China’s development model for Africa was difficult for the US to keep up with for a few reasons. For one thing, the US economy has become overwhelmingly service oriented by the turn of the century, so the only companies able to enter the African markets were the ones who could make use of the telecommunications network resulting from China’s infrastructure developments. The fact that a Chinese firm was the final beneficiary of the projects financed by the IMF or the World Bank is a testament to the efficiency of their construction industry. Despite the USA’s clout with those international organizations, their strict rules stipulate that their projects must be chosen by public procurement procedures. China’s ability to present these tenders with companies who were already present on the continent gave them a significant competitive advantage against western companies.

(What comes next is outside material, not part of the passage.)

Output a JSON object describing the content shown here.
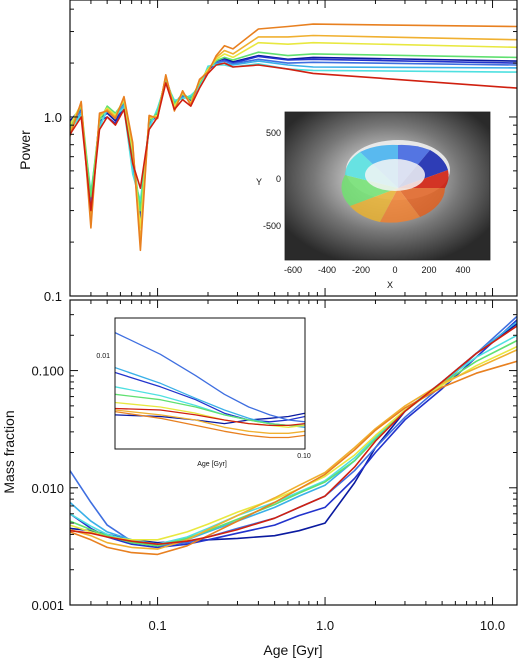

In the end China received 42% of all orders.
Another advantage for China is that they didn’t attempt to impose any democratic or other ideological requirements on African governments. They kept the cash and credit flowing even without meeting any human rights criteria. The western model of exporting not just money, but culture as well, just couldn’t compete. China’s brand of economic rationality proved to be popular with countries less inclined towards democratic values. The USA’s chosen method was to directly fund non-governmental organizations to circumvent the local governments and help their populations directly instead. This is the so called the Government-to-Business model that China eschewed in favor of the Government-to-Government model. According to OECD estimates, Beijing has lent $140 billion dollars worth of funding to Africa since 2000. In 2018 China approved an additional $60 billion within the framework of the Forum on China-Africa Cooperation for its participants. Said partners previously only had access to a humble budget of $95 billion. These resources play a critical role in the continent’s economy.
Huawei and Transsion have a close to monopolistic hold over in the development, maintenance and operation of the telecommunication networks. For trade it’s Tencent and Alibaba who have the same level of influence. The US has fallen behind in the race so it’s their strategic interest to diminish the resources China has to invest. If the outcome of the ongoing China-US trade conflict is that China is forced to focus more of its resources internally, for the US that would be a favorable outcome that strengthens their position. While there are a number of reasons for the two superpowers to resolve the conflict, this particular area is one of the reasons for why they wouldn’t.